Near the Prussian frontier was “a castle that stood beetling on a crag above the road,” where smoke actually arose from a beacon-grate that thrust itself out “from a far-front tower.” Such attractions were not to be passed, and up the winding way over two hundred feet they went, and over the small drawbridge, guarded by one groom and the Dutch growl of a ferocious mastiff. In walls, towers, queer gap terraces,—giving lovely glimpses of the Rhine,—court, outside stairways of iron, fine old Knights’ Hall—its huge fire-place, and its center droplights of lamps fitted into buckhorns—and curious armor, Cooper found additional material for his prolific pen.
During the year 1832 Cooper gave “The Heidenmauer, a Rhine Legend,” to the world. While the book itself is full of mediaeval, Rhine-country charm, of brilliant charge and countercharge, of church and state power, unfortunately for its author in its “Introduction” was this sentence: “Each hour, as life advances, am I made to see how capricious and vulgar is the immortality conferred by a newspaper.” This brought upon its writer a whirlwind of caustic criticism in the American papers, and soon became a challenge of battle by one who was to prove himself brave, able, fearless, and right through coming years of hot and bitter strife. By one of the leading editors the glove was taken up in these words: “The press has built him up; the press shall pull him down.” Posterity has forgotten the stirring conflict, but Cooper’s books will never fail to fire the heart and brain of every mother’s son for all time.

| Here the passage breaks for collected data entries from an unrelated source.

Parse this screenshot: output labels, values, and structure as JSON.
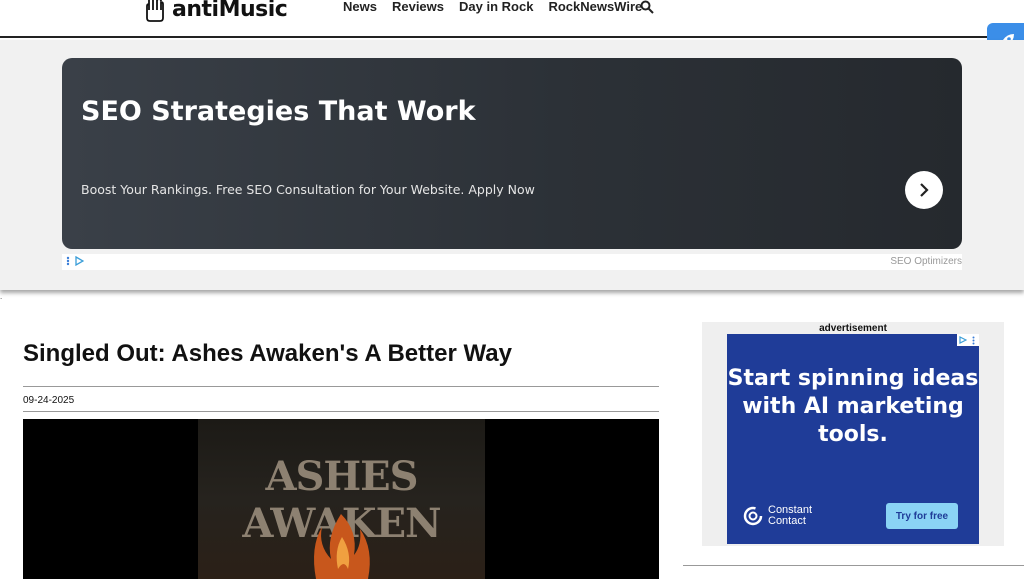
{
  "header": {
    "logo_text": "antiMusic",
    "nav": [
      "News",
      "Reviews",
      "Day in Rock",
      "RockNewsWire"
    ],
    "search_icon": "search-icon"
  },
  "floating_button": {
    "icon": "rocket-icon",
    "color": "#3b8ee8"
  },
  "top_ad": {
    "title": "SEO Strategies That Work",
    "description": "Boost Your Rankings. Free SEO Consultation for Your Website. Apply Now",
    "advertiser": "SEO Optimizers",
    "arrow_icon": "chevron-right-icon"
  },
  "article": {
    "headline": "Singled Out: Ashes Awaken's A Better Way",
    "date": "09-24-2025",
    "image_text": "ASHES AWAKEN"
  },
  "sidebar_ad": {
    "label": "advertisement",
    "headline": "Start spinning ideas with AI marketing tools.",
    "brand_line1": "Constant",
    "brand_line2": "Contact",
    "cta": "Try for free",
    "bg_color": "#1f3c98",
    "cta_color": "#8ad3f5"
  }
}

In a skiff, spreading a sprit sail, they crossed the Rhine at Bingen by that postmaster’s assurance of “Certainly, as good a ferry as there is in Germany.—Ja—Ja—we do it often.” Through the Duchy of Nassau they tested its wines from Johannesberg to Wiesbaden. Then up the Main to Frankfort, on to Darmstadt, and thence to Heidelberg. It was quite dark when they “crossed the bridge of the Neckar,” but “Notwithstanding the obscurity” wrote Cooper, “we got a glimpse of the proud old ruin overhanging the place, looking grand and sombre in the gloom of night.” He thought the ruins by daylight “vast, rather than fine” though parts had “the charm of quaintness.” The “picturesque tower” was noted, adding “but the finest thing certainly is the view from the garden-terrace above.” Below it, unrolls miles of the beautiful Neckar valley country, through which they drove to Ludwigsburg and on to Stuttgart. Beyond, appeared a distant view of “a noble ruin” crowning a conical eminence. This was the Castle of Hohenzollern, “the cradle of the House of Brandenburg” to which a thunderstorm prevented their intended visit.